Она как раз из аптеки пришла, несла два рулона туалетной бумаги, и тут у черного хода в дверях столкнулась нос к носу с Амбросио. Чего насупилась, сказал он, я не к тебе пришел. А она: да уж, у меня тебе делать нечего. Вон машина стоит, показал Амбросио, я привез дона Фермина к дону Кайо. Дона Фермина — к дону Кайо? А что тут особенного, чего удивляться? Она и сама не знала, почему ее это так удивило, хотя уж больно они были разные. Она попыталась было представить дона Фермина в хозяйкиной гостиной, среди хозяйкиных гостей — и не смогла.

— Ты ему лучше на глаза не попадайся, — сказал Амбросио. — А то он расскажет, что ты у них служила и получила расчет, а потом и лабораторию, куда он тебя устроил, бросила. Смотри, как бы и сеньора Ортенсия тебя не турнула.

— Ты просто не хочешь, чтоб дон Кайо знал, что это ты меня сюда устроил, — сказала Амалия.

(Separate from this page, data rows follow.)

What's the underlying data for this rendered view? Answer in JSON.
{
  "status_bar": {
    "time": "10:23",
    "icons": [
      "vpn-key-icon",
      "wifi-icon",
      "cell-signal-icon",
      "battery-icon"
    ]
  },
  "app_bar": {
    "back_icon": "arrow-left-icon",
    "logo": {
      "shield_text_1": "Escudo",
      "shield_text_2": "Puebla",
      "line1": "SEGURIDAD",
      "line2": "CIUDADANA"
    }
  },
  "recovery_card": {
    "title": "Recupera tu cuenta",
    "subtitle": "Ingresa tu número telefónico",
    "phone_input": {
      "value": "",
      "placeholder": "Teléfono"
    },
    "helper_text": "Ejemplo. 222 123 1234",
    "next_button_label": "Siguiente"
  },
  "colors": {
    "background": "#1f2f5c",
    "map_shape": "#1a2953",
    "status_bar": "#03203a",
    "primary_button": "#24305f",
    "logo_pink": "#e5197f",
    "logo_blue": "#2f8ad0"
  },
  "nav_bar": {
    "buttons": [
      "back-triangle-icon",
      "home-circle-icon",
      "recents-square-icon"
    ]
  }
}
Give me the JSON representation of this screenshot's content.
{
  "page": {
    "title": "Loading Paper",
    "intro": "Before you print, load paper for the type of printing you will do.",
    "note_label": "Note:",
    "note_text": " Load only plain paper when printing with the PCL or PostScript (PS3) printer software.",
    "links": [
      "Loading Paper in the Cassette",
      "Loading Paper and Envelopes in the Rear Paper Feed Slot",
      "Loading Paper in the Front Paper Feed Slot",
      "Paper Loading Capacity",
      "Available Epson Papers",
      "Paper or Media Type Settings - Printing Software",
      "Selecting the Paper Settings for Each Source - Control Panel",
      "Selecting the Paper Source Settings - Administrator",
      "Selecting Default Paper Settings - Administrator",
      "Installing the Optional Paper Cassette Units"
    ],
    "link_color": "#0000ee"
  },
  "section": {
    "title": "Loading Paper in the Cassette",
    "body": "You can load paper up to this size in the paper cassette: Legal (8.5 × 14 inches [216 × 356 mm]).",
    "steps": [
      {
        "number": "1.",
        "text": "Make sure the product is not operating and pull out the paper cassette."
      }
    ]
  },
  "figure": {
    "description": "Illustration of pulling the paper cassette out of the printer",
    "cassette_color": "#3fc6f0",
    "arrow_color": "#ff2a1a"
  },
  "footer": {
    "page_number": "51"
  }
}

— Не хочу, — сказал Амбросио. — Только дело тут не во мне, а в тебе. Я ж тебе говорил: с тех пор, как я ушел от дона Кайо, он меня возненавидел. Мне-то что — я у дона Фермина служу. А если он про тебя узнает, сейчас же выставит.

— Скажите пожалуйста, — сказала она. — Как ты стал обо мне заботиться.

Так они и беседовали у черного хода, а Амалия то и дело поглядывала, не идет ли Карлота или Симула. Разве Амбросио ей не говорил, что отношения у дона Фермина с доном Кайо — не те, что раньше? Да, с тех пор, как дон Кайо арестовал ниньо Сантьяго, они раздружились. Раздружились-то раздружились, но дела остались, вот потому дон Фермин и наезжает в Сан-Мигель. Ну, как ей тут живется? Хорошо живется, грех жаловаться, работы немного, а хозяйка добрая. Мне спасибо скажи, Амалия, с тебя причитается, но Амалия шутейный этот тон не поддержала: я с тобой давно разочлась, не забывай, — и заговорила о другом, — как там, в Мирафлоресе? Сеньора Соила — в добром здравии, ниньо Чиспас ухаживает за барышней, которая участвовала в конкурсе «Мисс Перу», барышня Тете стала совсем взрослая, а ниньо Сантьяго как ушел из дому, так и не вернулся. При сеньоре Соиле его и вспоминать нельзя — она тотчас в слезы. И вдруг, с бухты-барахты: а тебе здешнее житье на пользу пошло, здорово похорошела. Амалия не засмеялась, а поглядела на него со всей яростью, какая только нашлась в душе.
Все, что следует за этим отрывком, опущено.